The leader of the nation’s largest nursing home association is hopeful COVID-19 vaccinations of all U.S. nursing home residents will be complete by the March 1 target date it set for states last month.
American Health Care Association President and CEO Mark Parkinson expressed optimism about the vaccination efforts in long-term care during a panel discussion hosted by the Kaiser Family Foundation Thursday, saying the overall process has “been going pretty well” for the skilled nursing sector.
Situation looking up
Parkinson noted the population in long-term care facilities accounts for just about 2 million to 3 million of the country’s overall population of about 328.2 million people. However, KFF data presented during the event showed that coronavirus-related deaths in long-term care account for nearly 40% of overall COVID deaths in the U.S.

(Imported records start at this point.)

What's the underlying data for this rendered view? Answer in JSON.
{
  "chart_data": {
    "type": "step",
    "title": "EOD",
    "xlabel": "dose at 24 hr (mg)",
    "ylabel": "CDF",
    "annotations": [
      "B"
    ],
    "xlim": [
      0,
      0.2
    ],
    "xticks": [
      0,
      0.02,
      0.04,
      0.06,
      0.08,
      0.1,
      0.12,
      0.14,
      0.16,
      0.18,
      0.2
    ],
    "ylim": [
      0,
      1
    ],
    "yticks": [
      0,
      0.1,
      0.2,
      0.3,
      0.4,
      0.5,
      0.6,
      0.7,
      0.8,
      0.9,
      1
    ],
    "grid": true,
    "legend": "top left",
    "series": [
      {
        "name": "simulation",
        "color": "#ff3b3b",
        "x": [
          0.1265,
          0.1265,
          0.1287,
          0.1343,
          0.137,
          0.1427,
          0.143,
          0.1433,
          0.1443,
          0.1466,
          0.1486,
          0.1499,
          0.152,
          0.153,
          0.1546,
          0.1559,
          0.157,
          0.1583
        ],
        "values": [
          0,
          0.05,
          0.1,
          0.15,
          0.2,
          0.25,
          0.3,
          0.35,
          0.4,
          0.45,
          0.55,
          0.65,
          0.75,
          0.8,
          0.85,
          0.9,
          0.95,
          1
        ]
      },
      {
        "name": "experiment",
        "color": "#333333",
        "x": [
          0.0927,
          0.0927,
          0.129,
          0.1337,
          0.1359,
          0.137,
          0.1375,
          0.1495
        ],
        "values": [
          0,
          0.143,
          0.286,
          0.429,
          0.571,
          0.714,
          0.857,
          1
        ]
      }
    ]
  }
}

“If we can just get our act together and figure out how to get all of these people vaccinated, in a very short period of time we can cut the COVID death rate dramatically,” Parkinson said.
A Centers for Disease Control and Prevention advisory board recommended long-term care be given top priority for the COVID-19 vaccine, and Parkinson noted “virtually every governor and unit of government” has followed suit with those recommendations.”
Parkinson said when solely looking at the vaccine rollout in long-term care, the process “has actually been going pretty well.”
“We issued a challenge to every governor to have a second dose of vaccine in all long-term care residents by the first of March, and I think we have a really good chance to beat that goal,” Parkinson explained.
“Virtually every single facility across the country, particularly on the skilled nursing side, has either had their first clinic or their first clinic will be held [by the end of January] … and its second round of vaccine before the March 1 deadline that we have really set for the governors to establish,” he added.
Skepticism among workers
Parkinson noted that while vaccine uptake among residents seems to be around 90%, nursing home workers have been a bit more hesitant to receive the doses. Overall, he said the acceptance rate among workers is believed to be between 45% and 50%.
He also attributed that to misinformation, lingering distrust about vaccines and fear of potential side effects.
“I think we scared the heck out of a lot of people by talking about how bad some of these side effects might be. In reality, that hasn’t occurred at all,” he said.
During the second and third rounds of vaccine clinics, staff uptake has been greater, Parkinson added.
“The staff have seen that there weren’t these terrible side effects that had been talked about. We think we may be able to get up into the 65% to 70% range when we get into the second clinic,” he said.
Stay on track
Parkinson also addressed criticism about the overall vaccine program, the amount of doses that have been distributed versus what’s actually been administered. He pleaded with policymakers that it “would be a massive error if the second round of vaccine was taken away from long-term care facilities to use in the general population.”
“I think that there are tens of millions of people in the general population that need the vaccine immediately,” Parkinson said. “We need to get to them as quickly as we can, but it would be a mistake to do that at the expense of a program that again can lower the overall death rate by 40% in just a matter of a few more additional weeks.”
“It may not be perfect. It may not be going absolutely as we had hoped, but it’s going pretty darn well and we can finish it off. We can save a lot of lives,” he added.